Sometimes flashlight doesn’t switch on immediately after clicking the switch but has a 1-2 seconds of lag, sometimes it doesn’t switch on at all.
Notice that the spring is not soldered, everything holds down just by tight press…
Thanks for your feedback and we have contact the suplier, the switch of XinTD X3 can only change with the original switch but not any other switch, which suplier has told us they can offer. For this design issue the suplier had surely received the feedback from you all here and they may improve the product in the future with your suggest.
There should be 2 mode groups, you didn’t maybe switch from 1 to the other?
When light is on low mode, wait til it blinks, then switch off and on again, and you should be in the other mode group.
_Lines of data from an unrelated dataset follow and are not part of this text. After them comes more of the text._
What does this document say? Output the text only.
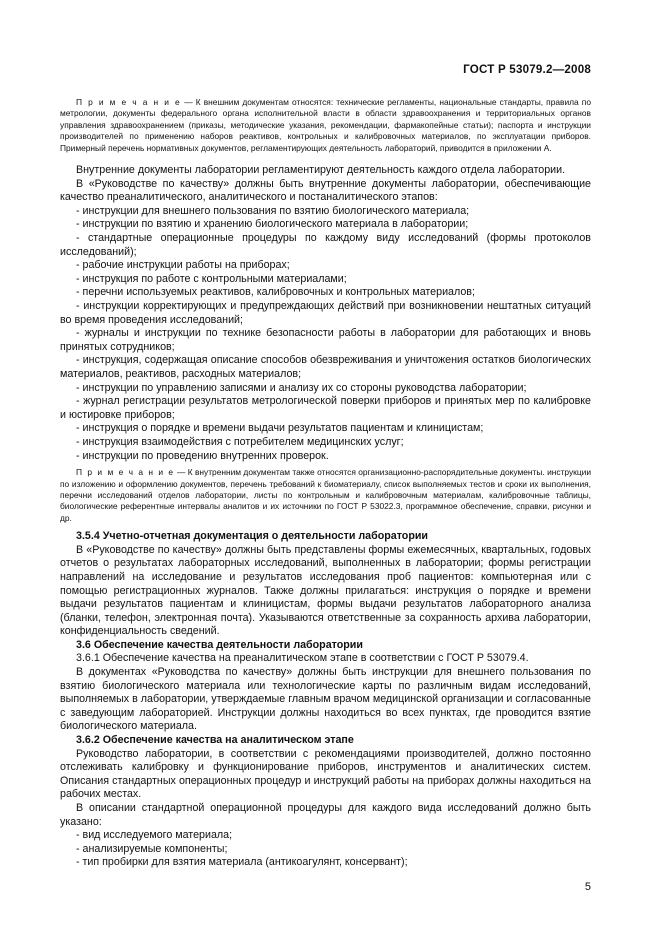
ГОСТ Р 53079.2—2008

П р и м е ч а н и е — К внешним документам относятся: технические регламенты, национальные стандарты, правила по метрологии, документы федерального органа исполнительной власти в области здравоохранения и территориальных органов управления здравоохранением (приказы, методические указания, рекомендации, фармакопейные статьи); паспорта и инструкции производителей по применению наборов реактивов, контрольных и калибровочных материалов, по эксплуатации приборов. Примерный перечень нормативных документов, регламентирующих деятельность лабораторий, приводится в приложении А.

Внутренние документы лаборатории регламентируют деятельность каждого отдела лаборатории.

В «Руководстве по качеству» должны быть внутренние документы лаборатории, обеспечивающие качество преаналитического, аналитического и постаналитического этапов:

- инструкции для внешнего пользования по взятию биологического материала;

- инструкции по взятию и хранению биологического материала в лаборатории;

- стандартные операционные процедуры по каждому виду исследований (формы протоколов исследований);

- рабочие инструкции работы на приборах;

- инструкция по работе с контрольными материалами;

- перечни используемых реактивов, калибровочных и контрольных материалов;

- инструкции корректирующих и предупреждающих действий при возникновении нештатных ситуаций во время проведения исследований;

- журналы и инструкции по технике безопасности работы в лаборатории для работающих и вновь принятых сотрудников;

- инструкция, содержащая описание способов обезвреживания и уничтожения остатков биологических материалов, реактивов, расходных материалов;

- инструкции по управлению записями и анализу их со стороны руководства лаборатории;

- журнал регистрации результатов метрологической поверки приборов и принятых мер по калибровке и юстировке приборов;

- инструкция о порядке и времени выдачи результатов пациентам и клиницистам;

- инструкция взаимодействия с потребителем медицинских услуг;

- инструкции по проведению внутренних проверок.

П р и м е ч а н и е — К внутренним документам также относятся организационно-распорядительные документы. инструкции по изложению и оформлению документов, перечень требований к биоматериалу, список выполняемых тестов и сроки их выполнения, перечни исследований отделов лаборатории, листы по контрольным и калибровочным материалам, калибровочные таблицы, биологические референтные интервалы аналитов и их источники по ГОСТ Р 53022.3, программное обеспечение, справки, рисунки и др.

3.5.4 Учетно-отчетная документация о деятельности лаборатории

В «Руководстве по качеству» должны быть представлены формы ежемесячных, квартальных, годовых отчетов о результатах лабораторных исследований, выполненных в лаборатории; формы регистрации направлений на исследование и результатов исследования проб пациентов: компьютерная или с помощью регистрационных журналов. Также должны прилагаться: инструкция о порядке и времени выдачи результатов пациентам и клиницистам, формы выдачи результатов лабораторного анализа (бланки, телефон, электронная почта). Указываются ответственные за сохранность архива лаборатории, конфиденциальность сведений.

3.6 Обеспечение качества деятельности лаборатории

3.6.1 Обеспечение качества на преаналитическом этапе в соответствии с ГОСТ Р 53079.4.

В документах «Руководства по качеству» должны быть инструкции для внешнего пользования по взятию биологического материала или технологические карты по различным видам исследований, выполняемых в лаборатории, утверждаемые главным врачом медицинской организации и согласованные с заведующим лабораторией. Инструкции должны находиться во всех пунктах, где проводится взятие биологического материала.

3.6.2 Обеспечение качества на аналитическом этапе

Руководство лаборатории, в соответствии с рекомендациями производителей, должно постоянно отслеживать калибровку и функционирование приборов, инструментов и аналитических систем. Описания стандартных операционных процедур и инструкций работы на приборах должны находиться на рабочих местах.

В описании стандартной операционной процедуры для каждого вида исследований должно быть указано:

- вид исследуемого материала;

- анализируемые компоненты;

- тип пробирки для взятия материала (антикоагулянт, консервант);

5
If this doesn’t work, then maybe something has gone wrong with the driver.
Let us know how it goes, thanks
After the switch failure I was able to repair my unit by using two spare retaining rings and an old solarforce switch.
This combination allows the use of protected cell.
I hope this information will be helpful to somebody.
Ohh - totally forgot bout the tiny switch the X3 has. I just took apart my IOS X3 (1+ year old) to check, and it's the same exact orange switch as the new ones from BG. My old X3 and the two new ones have no probs with the switch. I just re-worked one of the new ones - added 22 AWG wire down the spring, soldered the spring to the tab of the switch, and treated all contact surfaces and threads with NO-OX-ID. Took a 30 sec reading in the light box, then swapped switch's with a totally stock one (from BG), and got the same exact lightbox measurements. At 2.8A and a fresh cell, you lose nothing. Actually the copper spring is better than most stock springs. Also note from the pics above, the orange switch seems to say "Omten" on it, so it's small but usually pretty decent quality.
I'm adding 3 350 7135's (3.85A total), changing the LED wires to 22 AWG silicone 200 C rated wire, and will add a 22 AWG wire down the driver spring, soldering it to the real driver spring as low as possible. I'm also adding a second solder joint from the contact board to the driver - I don't like only one solder point they have in there now. These connections from the contact board and the driver are not only for electrical connection, but for a thermal path as well.